In equity, diversity, and inclusion, the significant change is that rather than simply stressing their importance, we articulate our commitment to speed up progress.
Lastly, we observe that the challenge of change is a theme that pervades the entire orchestral field. Unlike for-profit companies with their linear arrow toward financial outcomes, we have complex missions, and our organizations tend to have intricate matrices of priorities and authorities that can make change hard. This is not a criticism of the field—it’s a fact of the field. We hope that by building a new change leadership program as a successor to our Emerging Leaders program, we will help equip the leaders of today and tomorrow to navigate these complexities and align their organizations around big and exciting ideas.

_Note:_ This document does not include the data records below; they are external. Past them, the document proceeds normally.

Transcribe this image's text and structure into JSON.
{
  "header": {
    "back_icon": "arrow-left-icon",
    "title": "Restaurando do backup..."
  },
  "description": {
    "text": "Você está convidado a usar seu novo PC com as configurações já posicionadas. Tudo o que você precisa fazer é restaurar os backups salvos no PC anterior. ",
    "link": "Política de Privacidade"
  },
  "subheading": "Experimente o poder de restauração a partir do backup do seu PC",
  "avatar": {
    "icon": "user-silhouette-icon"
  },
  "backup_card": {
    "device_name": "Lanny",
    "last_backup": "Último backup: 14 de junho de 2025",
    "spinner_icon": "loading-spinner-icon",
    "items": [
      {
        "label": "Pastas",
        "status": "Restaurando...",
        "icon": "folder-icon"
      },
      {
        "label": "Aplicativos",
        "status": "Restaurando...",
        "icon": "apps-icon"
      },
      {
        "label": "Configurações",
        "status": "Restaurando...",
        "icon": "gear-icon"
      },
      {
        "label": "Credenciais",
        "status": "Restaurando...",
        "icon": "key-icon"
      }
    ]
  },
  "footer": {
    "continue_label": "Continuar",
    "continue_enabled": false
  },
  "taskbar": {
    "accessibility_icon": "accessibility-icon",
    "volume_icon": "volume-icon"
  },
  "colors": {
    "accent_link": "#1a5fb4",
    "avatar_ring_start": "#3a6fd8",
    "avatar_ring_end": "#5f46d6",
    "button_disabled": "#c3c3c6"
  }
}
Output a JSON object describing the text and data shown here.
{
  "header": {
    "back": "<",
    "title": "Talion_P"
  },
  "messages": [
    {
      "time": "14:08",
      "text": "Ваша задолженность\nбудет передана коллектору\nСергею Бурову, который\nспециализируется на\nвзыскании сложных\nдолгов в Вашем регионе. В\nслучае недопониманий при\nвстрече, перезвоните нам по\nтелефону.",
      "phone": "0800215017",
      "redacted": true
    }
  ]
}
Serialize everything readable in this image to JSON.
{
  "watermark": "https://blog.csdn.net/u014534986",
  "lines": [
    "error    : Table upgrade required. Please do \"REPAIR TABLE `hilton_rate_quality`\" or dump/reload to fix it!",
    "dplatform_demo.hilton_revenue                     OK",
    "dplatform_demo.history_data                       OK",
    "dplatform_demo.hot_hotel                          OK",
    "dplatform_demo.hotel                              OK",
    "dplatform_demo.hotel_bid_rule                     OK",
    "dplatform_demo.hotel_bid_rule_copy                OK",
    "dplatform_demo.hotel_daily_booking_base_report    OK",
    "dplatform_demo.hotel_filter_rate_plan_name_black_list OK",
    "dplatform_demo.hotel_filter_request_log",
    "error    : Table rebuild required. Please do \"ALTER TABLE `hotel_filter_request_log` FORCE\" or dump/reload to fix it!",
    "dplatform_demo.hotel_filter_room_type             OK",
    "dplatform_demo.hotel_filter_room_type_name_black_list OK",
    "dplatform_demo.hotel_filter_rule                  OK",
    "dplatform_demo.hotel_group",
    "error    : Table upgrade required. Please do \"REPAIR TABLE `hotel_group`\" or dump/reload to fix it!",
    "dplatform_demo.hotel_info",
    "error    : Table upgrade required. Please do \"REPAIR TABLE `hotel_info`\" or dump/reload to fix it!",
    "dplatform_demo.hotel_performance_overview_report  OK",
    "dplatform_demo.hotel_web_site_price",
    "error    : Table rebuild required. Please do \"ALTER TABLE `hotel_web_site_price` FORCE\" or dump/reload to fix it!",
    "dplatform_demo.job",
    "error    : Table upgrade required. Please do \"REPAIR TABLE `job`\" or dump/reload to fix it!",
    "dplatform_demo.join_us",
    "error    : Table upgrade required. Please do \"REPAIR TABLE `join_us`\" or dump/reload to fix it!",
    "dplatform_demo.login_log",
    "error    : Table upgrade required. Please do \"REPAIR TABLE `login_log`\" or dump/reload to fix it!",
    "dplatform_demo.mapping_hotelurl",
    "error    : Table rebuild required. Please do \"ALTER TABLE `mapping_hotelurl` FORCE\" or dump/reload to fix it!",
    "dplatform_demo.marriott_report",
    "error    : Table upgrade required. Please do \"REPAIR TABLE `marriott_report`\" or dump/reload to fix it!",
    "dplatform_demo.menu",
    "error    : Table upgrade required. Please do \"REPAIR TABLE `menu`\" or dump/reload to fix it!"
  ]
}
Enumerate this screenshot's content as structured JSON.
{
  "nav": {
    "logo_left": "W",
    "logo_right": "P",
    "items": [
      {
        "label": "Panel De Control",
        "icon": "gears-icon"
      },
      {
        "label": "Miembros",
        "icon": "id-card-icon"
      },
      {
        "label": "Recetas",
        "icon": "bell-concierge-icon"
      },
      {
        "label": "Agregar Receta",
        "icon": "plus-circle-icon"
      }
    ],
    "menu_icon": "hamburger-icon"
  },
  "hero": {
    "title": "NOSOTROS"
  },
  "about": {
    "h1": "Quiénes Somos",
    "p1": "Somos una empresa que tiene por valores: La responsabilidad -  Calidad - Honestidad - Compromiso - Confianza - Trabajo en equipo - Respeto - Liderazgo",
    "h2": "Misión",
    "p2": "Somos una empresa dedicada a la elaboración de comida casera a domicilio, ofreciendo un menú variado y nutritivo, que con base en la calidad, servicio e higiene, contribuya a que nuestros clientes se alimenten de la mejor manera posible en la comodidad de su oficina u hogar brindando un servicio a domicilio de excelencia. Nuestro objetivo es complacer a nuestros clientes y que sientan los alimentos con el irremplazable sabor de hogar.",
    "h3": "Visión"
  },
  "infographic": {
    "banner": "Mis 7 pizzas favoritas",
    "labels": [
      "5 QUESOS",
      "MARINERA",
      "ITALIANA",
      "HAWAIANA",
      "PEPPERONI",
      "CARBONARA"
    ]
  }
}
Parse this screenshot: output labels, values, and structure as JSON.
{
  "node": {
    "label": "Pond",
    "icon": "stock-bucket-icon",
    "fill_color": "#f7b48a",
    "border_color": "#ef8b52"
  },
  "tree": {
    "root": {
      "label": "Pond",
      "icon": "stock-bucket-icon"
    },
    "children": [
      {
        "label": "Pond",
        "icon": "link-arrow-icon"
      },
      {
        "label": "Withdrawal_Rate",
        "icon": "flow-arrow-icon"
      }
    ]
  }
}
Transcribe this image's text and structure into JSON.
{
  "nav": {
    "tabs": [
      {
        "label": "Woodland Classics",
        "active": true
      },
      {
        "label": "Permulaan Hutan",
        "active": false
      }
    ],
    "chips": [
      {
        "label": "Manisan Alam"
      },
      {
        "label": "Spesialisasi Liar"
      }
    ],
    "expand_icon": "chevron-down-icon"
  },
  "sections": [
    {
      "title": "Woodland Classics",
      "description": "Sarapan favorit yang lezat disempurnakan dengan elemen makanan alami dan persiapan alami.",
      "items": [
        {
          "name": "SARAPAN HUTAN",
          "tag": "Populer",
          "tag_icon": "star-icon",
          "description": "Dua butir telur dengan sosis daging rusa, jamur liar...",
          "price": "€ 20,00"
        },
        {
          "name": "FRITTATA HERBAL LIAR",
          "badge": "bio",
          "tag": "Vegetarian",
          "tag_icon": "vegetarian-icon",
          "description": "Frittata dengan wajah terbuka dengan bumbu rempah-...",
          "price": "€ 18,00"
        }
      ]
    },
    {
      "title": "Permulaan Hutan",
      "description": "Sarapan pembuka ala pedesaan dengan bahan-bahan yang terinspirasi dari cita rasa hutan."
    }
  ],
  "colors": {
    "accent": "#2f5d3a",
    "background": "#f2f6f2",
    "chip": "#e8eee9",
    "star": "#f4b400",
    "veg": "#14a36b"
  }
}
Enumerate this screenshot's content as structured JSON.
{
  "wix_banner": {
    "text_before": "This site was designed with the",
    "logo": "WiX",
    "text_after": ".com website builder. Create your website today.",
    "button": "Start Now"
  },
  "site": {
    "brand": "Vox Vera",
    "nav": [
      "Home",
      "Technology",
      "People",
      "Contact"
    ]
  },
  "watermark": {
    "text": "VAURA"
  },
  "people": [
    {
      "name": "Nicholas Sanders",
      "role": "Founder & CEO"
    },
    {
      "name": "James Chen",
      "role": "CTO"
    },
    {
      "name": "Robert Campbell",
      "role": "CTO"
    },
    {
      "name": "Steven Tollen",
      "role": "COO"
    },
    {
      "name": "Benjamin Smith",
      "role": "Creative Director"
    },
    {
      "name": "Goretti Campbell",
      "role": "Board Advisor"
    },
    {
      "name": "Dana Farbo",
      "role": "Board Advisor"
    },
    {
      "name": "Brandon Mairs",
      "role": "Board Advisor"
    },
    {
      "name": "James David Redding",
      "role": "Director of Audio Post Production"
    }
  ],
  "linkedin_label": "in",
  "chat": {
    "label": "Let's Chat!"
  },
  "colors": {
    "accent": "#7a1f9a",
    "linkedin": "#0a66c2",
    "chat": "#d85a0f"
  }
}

Our Framework also encompasses some internal strategies for us at the League, including advancing our journey to become a “digital first” organization, urgently building a broader base of individual philanthropy to underwrite our work in support of the field, and optimizing a remote staff team that is increasingly based in cities beyond New York. As of the time of writing, we have team members in Detroit, Cleveland, Grand Rapids, Milwaukee, Dallas, Houston, Austin, Philadelphia, and Washington, D.C.—a geographic breadth that can be a new resource for the field.
The League’s new mission: “To champion the vitality of music and the orchestral experience, support the orchestra community, and lead change boldly.” These words matter, and we intend to live by them.
I’ll end with perhaps the most significant change of all, which is our mission statement. Everything flows from mission. But having experienced plans that spent months parsing out a new mission statement word by word before even starting on the real strategic detail, I increasingly doubt that this is a good way to proceed. Granular discussions about strategy often bring new clarity to vision and mission. After intense discussion about the prioritization of our work around equity, diversity, and inclusion, audiences, communities, and young people, we turned back to the mission statement and were struck that the League would need to be more than a support organization to realize the change we envision. So we now embrace more explicitly the notion of leadership, declaring unequivocally that our mission is to “To champion the vitality of music and the orchestral experience, support the orchestra community, and lead change boldly.” These words matter, and we intend to live by them.
The Strategic Framework can be found here. Thank you to all who filled out surveys, provided thought leadership, gave helpful edits, and offered constructive criticism—we could not have done it without you and we count on your continued partnership to bring this new direction to fruition. Onward!